The commission said the decision was made because the nation's processed oil
prices are significantly lower than on the international market.
Migrant workers
The rights of migrant workers should be respected and safeguarded, the State
Council said last week. Discriminatory regulations and systematic obstacles
should also be removed so former rural residents receive the same treatment as
their urban counterparts.
The Chinese cabinet said it is important to recognize and resolve the
problems faced by migrant labourers from rural areas, because these former
farmers have become an important source of manpower in the processing,
manufacturing, construction, and mining industries, as well as in the home
management and catering sectors.
The cabinet called for increased efforts to ensure rural labourers in cities
earn decent wages and are paid on time.
Organ ban
China's Ministry of Health issued a temporary regulation on human organ
transplants last week. It explicitly banned the sale of organs and introduced a
set of medical standards for organ transplants, in an effort to guarantee
medical safety and the health of patients.
Mao Qun'an, the ministry's spokesman, said that the temporary regulations ban
all forms of the organ trade, require medical institutions to obtain a written
agreement from donors before a transplant, and gives donors the right to refuse
to donate, even at the last minute.
The regulation, effective July 1, requires medical institutions to register
with provincial health departments.
Bribery crackdown
China will crack down on business-related bribery in the health sector to
ease public concern over expensive and difficult access to medical services,
Minister of Health Gao Qiang said last week.

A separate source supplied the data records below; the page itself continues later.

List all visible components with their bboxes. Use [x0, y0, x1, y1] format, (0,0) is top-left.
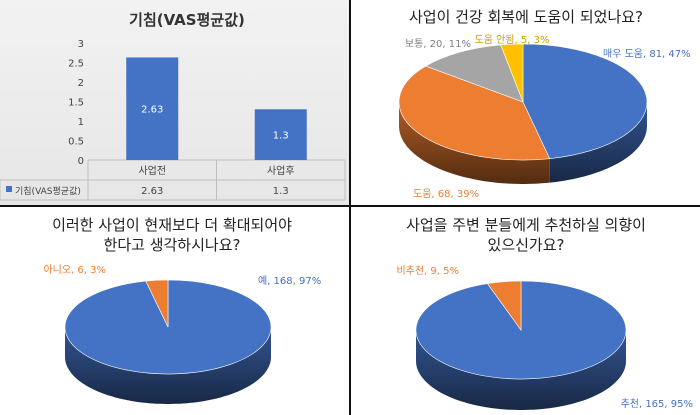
x-tick-label: 사업후: [267, 164, 295, 177]
chart-title: 있으신가요?: [488, 236, 565, 254]
chart-title: 사업이 건강 회복에 도움이 되었나요?: [409, 8, 643, 26]
pie-data-label: 매우 도움, 81, 47%: [603, 48, 691, 60]
pie-data-label: 아니오, 6, 3%: [43, 264, 106, 276]
bar: [126, 57, 179, 160]
bar-value-label: 2.63: [141, 105, 163, 116]
pie-slice-wall: [65, 327, 271, 404]
pie-slice: [424, 44, 524, 103]
bar-chart: 기침(VAS평균값) 0 0.5 1 1.5 2 2.5 3 2.63 1.3 사업전 2.63 사업후…: [0, 11, 346, 201]
pie-slice-wall: [416, 330, 626, 410]
chart-title: 한다고 생각하시나요?: [104, 236, 241, 254]
x-tick-label: 사업전: [138, 164, 166, 177]
vertical-divider: [349, 0, 351, 415]
legend-label: 기침(VAS평균값): [15, 185, 81, 197]
chart-title: 이러한 사업이 현재보다 더 확대되어야: [52, 216, 292, 234]
pie-slice: [398, 65, 551, 161]
y-tick-label: 3: [78, 39, 84, 50]
pie-data-label: 추천, 165, 95%: [621, 398, 693, 410]
pie-slice: [145, 279, 169, 328]
pie-slice: [500, 43, 524, 103]
pie-chart-health: 사업이 건강 회복에 도움이 되었나요? 매우 도움, 81, 47% 도움, 68…: [398, 8, 691, 200]
bar-value-label: 1.3: [273, 131, 289, 142]
pie-slice: [486, 280, 522, 331]
y-tick-label: 0: [78, 156, 84, 167]
pie-data-label: 보통, 20, 11%: [405, 38, 471, 50]
legend-key: [6, 186, 12, 192]
pie-slice-wall: [399, 102, 550, 184]
pie-chart-health-panel: 사업이 건강 회복에 도움이 되었나요? 매우 도움, 81, 47% 도움, 68…: [351, 0, 700, 205]
y-tick-label: 2: [78, 78, 84, 89]
y-tick-label: 1.5: [68, 98, 84, 109]
pie-slice-wall: [549, 102, 647, 183]
chart-title: 기침(VAS평균값): [129, 11, 245, 29]
pie-data-label: 도움 안됨, 5, 3%: [475, 34, 550, 46]
y-tick-label: 0.5: [68, 137, 84, 148]
pie-data-label: 비추천, 9, 5%: [396, 265, 459, 277]
pie-slice: [522, 43, 648, 159]
horizontal-divider: [0, 205, 700, 207]
chart-title: 사업을 주변 분들에게 추천하실 의향이: [406, 216, 646, 234]
bar-chart-panel: 기침(VAS평균값) 0 0.5 1 1.5 2 2.5 3 2.63 1.3 사업전 2.63 사업후…: [0, 0, 349, 205]
pie-data-label: 도움, 68, 39%: [413, 188, 479, 200]
y-tick-label: 1: [78, 117, 84, 128]
table-value: 1.3: [273, 186, 289, 197]
pie-data-label: 예, 168, 97%: [258, 275, 321, 287]
table-value: 2.63: [141, 186, 163, 197]
bar: [254, 109, 307, 160]
y-tick-label: 2.5: [68, 59, 84, 70]
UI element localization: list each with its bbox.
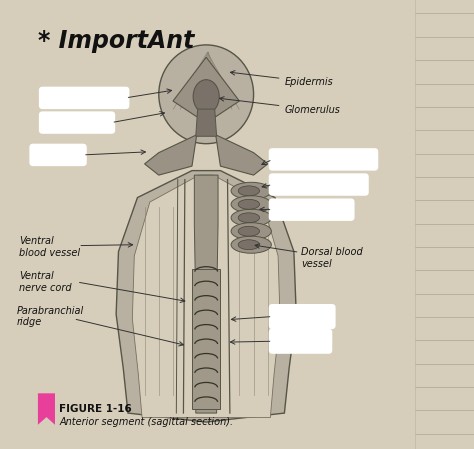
Polygon shape [194, 175, 218, 413]
FancyBboxPatch shape [39, 111, 115, 134]
FancyBboxPatch shape [269, 148, 378, 171]
Text: Glomerulus: Glomerulus [219, 97, 340, 114]
FancyBboxPatch shape [269, 198, 355, 221]
Text: Epidermis: Epidermis [230, 70, 333, 87]
Polygon shape [173, 57, 239, 117]
Ellipse shape [238, 213, 260, 223]
FancyBboxPatch shape [269, 329, 332, 354]
Text: FIGURE 1-16: FIGURE 1-16 [59, 404, 132, 414]
FancyBboxPatch shape [29, 144, 87, 166]
Polygon shape [116, 171, 296, 422]
Ellipse shape [193, 80, 219, 113]
Text: * ImportAnt: * ImportAnt [38, 29, 194, 53]
Text: Anterior segment (sagittal section).: Anterior segment (sagittal section). [59, 417, 233, 427]
Ellipse shape [231, 223, 271, 240]
Ellipse shape [238, 240, 260, 250]
Polygon shape [192, 269, 220, 409]
Text: Ventral
blood vessel: Ventral blood vessel [19, 236, 80, 258]
Ellipse shape [231, 182, 271, 199]
FancyBboxPatch shape [39, 87, 129, 109]
Text: Ventral
nerve cord: Ventral nerve cord [19, 271, 72, 293]
Polygon shape [216, 135, 268, 175]
Polygon shape [145, 135, 197, 175]
Polygon shape [38, 393, 55, 425]
Ellipse shape [159, 45, 254, 144]
Ellipse shape [238, 199, 260, 209]
Text: Parabranchial
ridge: Parabranchial ridge [17, 306, 84, 327]
FancyBboxPatch shape [269, 304, 336, 329]
Ellipse shape [238, 186, 260, 196]
Ellipse shape [238, 226, 260, 236]
Ellipse shape [231, 209, 271, 226]
Text: Dorsal blood
vessel: Dorsal blood vessel [301, 247, 363, 269]
FancyBboxPatch shape [269, 173, 369, 196]
Ellipse shape [231, 236, 271, 253]
Polygon shape [196, 109, 217, 136]
Ellipse shape [231, 196, 271, 213]
Polygon shape [132, 175, 280, 418]
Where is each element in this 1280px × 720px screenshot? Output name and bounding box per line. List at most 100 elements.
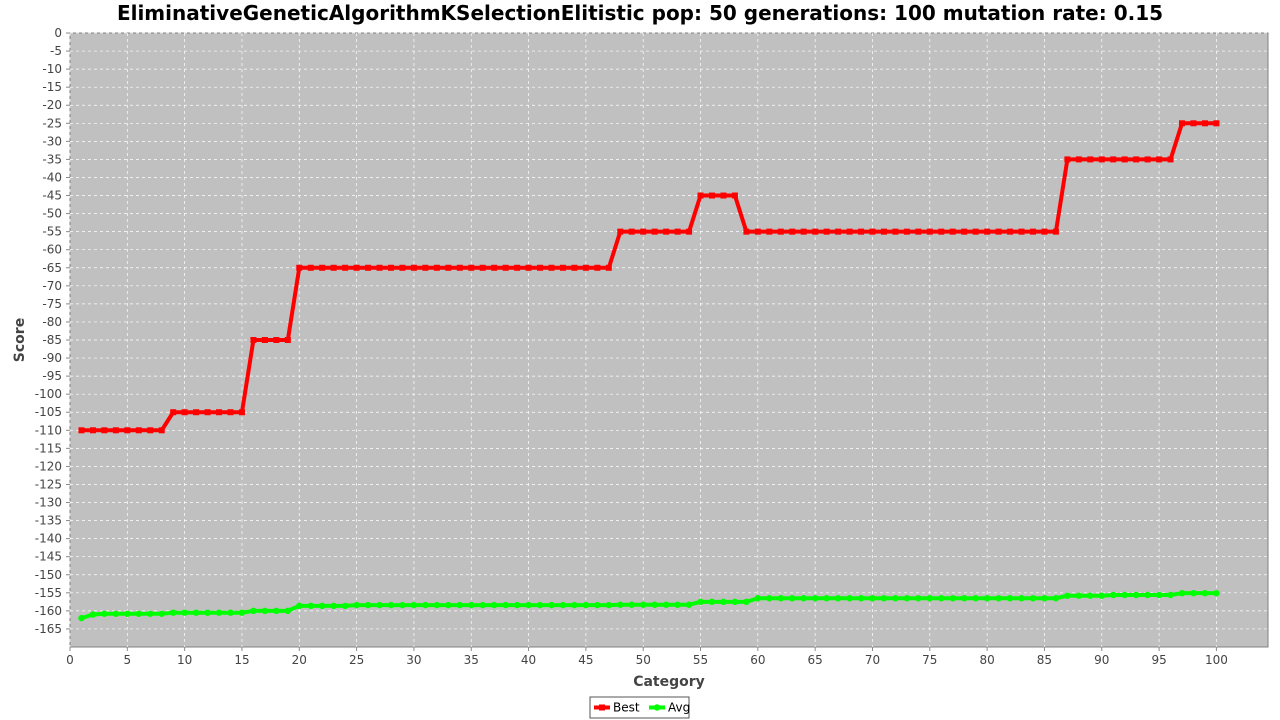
data-point <box>834 595 842 602</box>
data-point <box>811 595 819 602</box>
data-point <box>536 601 544 609</box>
data-point <box>1052 595 1060 602</box>
data-point <box>238 409 245 416</box>
x-tick-label: 100 <box>1205 653 1228 667</box>
data-point <box>1110 156 1117 163</box>
data-point <box>628 601 635 608</box>
chart-title: EliminativeGeneticAlgorithmKSelectionEli… <box>117 1 1163 25</box>
data-point <box>135 610 142 617</box>
data-point <box>1041 228 1048 235</box>
data-point <box>216 409 223 416</box>
y-tick-label: -85 <box>42 333 62 347</box>
data-point <box>376 601 383 609</box>
data-point <box>903 595 911 602</box>
y-tick-label: 0 <box>54 26 62 40</box>
y-tick-label: -75 <box>42 297 62 311</box>
data-point <box>238 609 246 616</box>
data-point <box>1132 591 1140 599</box>
data-point <box>594 264 601 271</box>
data-point <box>835 228 842 235</box>
data-point <box>743 228 750 235</box>
y-axis-label: Score <box>12 318 28 362</box>
y-tick-label: -100 <box>35 387 62 401</box>
data-point <box>708 192 715 199</box>
data-point <box>628 228 635 235</box>
y-tick-label: -55 <box>42 225 62 239</box>
data-point <box>365 264 372 271</box>
data-point <box>170 409 177 416</box>
data-point <box>674 601 681 608</box>
data-point <box>204 609 211 616</box>
y-tick-label: -160 <box>35 604 62 618</box>
data-point <box>754 595 762 602</box>
data-point <box>731 192 738 199</box>
legend: Best Avg <box>589 696 690 719</box>
data-point <box>640 228 647 235</box>
data-point <box>376 264 383 271</box>
data-point <box>261 337 268 343</box>
data-point <box>949 228 956 235</box>
data-point <box>158 610 165 617</box>
data-point <box>777 228 784 235</box>
y-tick-label: -50 <box>42 207 62 221</box>
x-tick-label: 0 <box>66 653 74 667</box>
data-point <box>124 427 131 434</box>
data-point <box>926 595 934 602</box>
data-point <box>227 609 234 616</box>
x-tick-label: 30 <box>406 653 421 667</box>
data-point <box>972 228 979 235</box>
data-point <box>468 264 475 271</box>
data-point <box>720 192 727 199</box>
data-point <box>513 601 521 609</box>
data-point <box>651 228 658 235</box>
data-point <box>1018 595 1025 602</box>
data-point <box>915 228 922 235</box>
data-point <box>1087 592 1094 599</box>
data-point <box>869 228 876 235</box>
x-tick-label: 45 <box>578 653 593 667</box>
data-point <box>823 595 830 602</box>
data-point <box>548 264 555 271</box>
y-tick-label: -10 <box>42 62 62 76</box>
data-point <box>582 601 590 609</box>
y-tick-label: -70 <box>42 279 62 293</box>
data-point <box>789 595 796 602</box>
data-point <box>1041 595 1048 602</box>
x-tick-label: 25 <box>349 653 364 667</box>
y-tick-label: -135 <box>35 514 62 528</box>
data-point <box>892 595 899 602</box>
data-point <box>399 264 406 271</box>
data-point <box>1144 591 1151 599</box>
data-point <box>571 601 578 609</box>
data-point <box>1133 156 1140 163</box>
data-point <box>789 228 796 235</box>
x-tick-label: 65 <box>808 653 823 667</box>
data-point <box>341 602 349 610</box>
y-tick-label: -35 <box>42 152 62 166</box>
series-line-avg <box>80 591 1217 621</box>
y-tick-label: -30 <box>42 134 62 148</box>
data-point <box>731 598 739 606</box>
data-point <box>1201 120 1208 127</box>
x-tick-label: 55 <box>693 653 708 667</box>
data-point <box>387 601 395 609</box>
data-point <box>261 607 269 615</box>
data-point <box>949 595 956 602</box>
y-tick-label: -65 <box>42 261 62 275</box>
data-point <box>880 228 887 235</box>
data-point <box>1029 595 1037 602</box>
data-point <box>89 427 96 434</box>
data-point <box>926 228 933 235</box>
series-avg <box>78 589 1220 622</box>
data-point <box>823 228 830 235</box>
y-tick-label: -95 <box>42 369 62 383</box>
data-point <box>422 264 429 271</box>
data-point <box>984 228 991 235</box>
data-point <box>1201 589 1209 597</box>
data-point <box>112 610 120 617</box>
data-point <box>192 609 200 616</box>
data-point <box>78 614 85 622</box>
x-tick-label: 20 <box>292 653 307 667</box>
data-point <box>319 264 326 271</box>
data-point <box>1213 589 1220 597</box>
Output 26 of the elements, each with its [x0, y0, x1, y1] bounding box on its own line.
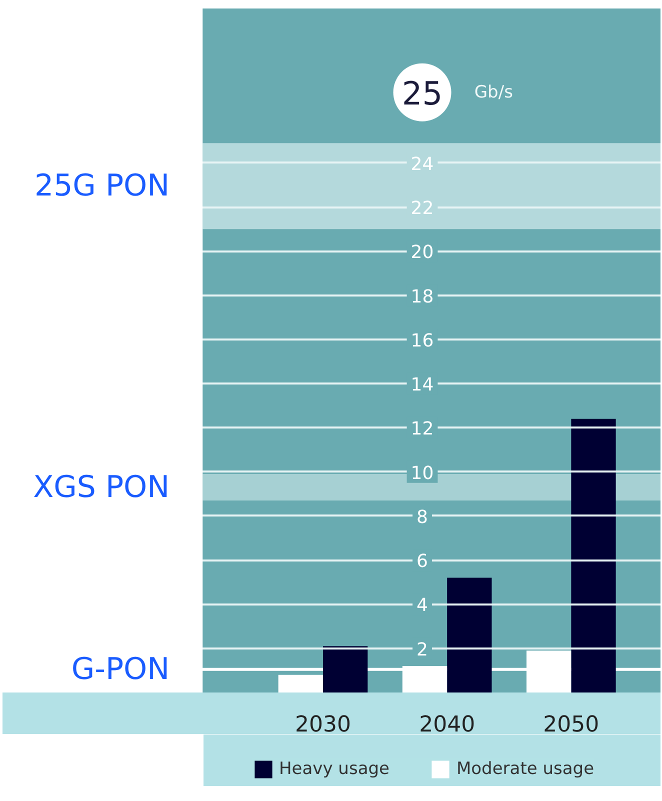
x-tick-label: 2050	[543, 712, 600, 738]
legend-label: Heavy usage	[279, 759, 390, 779]
y-tick-label: 8	[416, 506, 428, 528]
bar	[447, 578, 492, 692]
bar	[571, 418, 616, 692]
ref-line-label: G-PON	[71, 652, 170, 687]
x-tick-label: 2030	[295, 712, 351, 738]
y-tick-label: 24	[410, 154, 434, 175]
y-tick-label: 18	[410, 286, 434, 308]
y-tick-label: 16	[410, 330, 434, 352]
y-axis-title: Gb/s	[474, 82, 514, 102]
y-tick-label: 14	[410, 374, 434, 396]
bar	[278, 674, 323, 692]
band-label: XGS PON	[33, 470, 170, 505]
y-tick-label: 10	[410, 462, 434, 484]
y-tick-label: 2	[416, 639, 428, 660]
y-tick-label: 12	[410, 418, 434, 440]
annotation: 25	[402, 74, 443, 112]
x-tick-label: 2040	[419, 712, 476, 738]
bar	[322, 646, 368, 692]
y-tick-label: 22	[410, 198, 434, 220]
y-tick-label: 4	[416, 595, 428, 616]
band-label: 25G PON	[34, 168, 170, 204]
y-tick-label: 20	[410, 242, 434, 264]
y-tick-label: 6	[416, 551, 428, 572]
legend-label: Moderate usage	[456, 759, 594, 779]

Business-related bribes have made it increasingly difficult to deal with
problems in the public medical service sector, and have worsened the tense
relationship between patients and doctors, Gao said.
Some companies and individuals in China have offered money to health
officials and workers selling substandard drugs and medical equipment to
hospitals, resulting in a number of medical accidents.
Some doctors have used expensive drugs in treatment simply for personal
profit, putting patients at risk and stretching their finances to the limit.
This has led to public complaints.
Social security
The National Council for the Social Security Fund said last week that assets
in China's social security fund had reached 211.8 billion yuan (US$26.1 billion)
by the end of 2005.
The figure represents a year-on-year increase of 23.9 per cent, up 170.9
billion yuan (US$21.1 billion) from the same period the year before.
Xiang Huaicheng, chairman of the council, said the fund was created in 2000
as part of China's efforts to build a national social security network aimed at
handling the growing needs of its ageing population.
Pension asset increases include budgetary funding from the central
government, returns on investment, and revenue from the sale of shares in
State-owned enterprises listed overseas.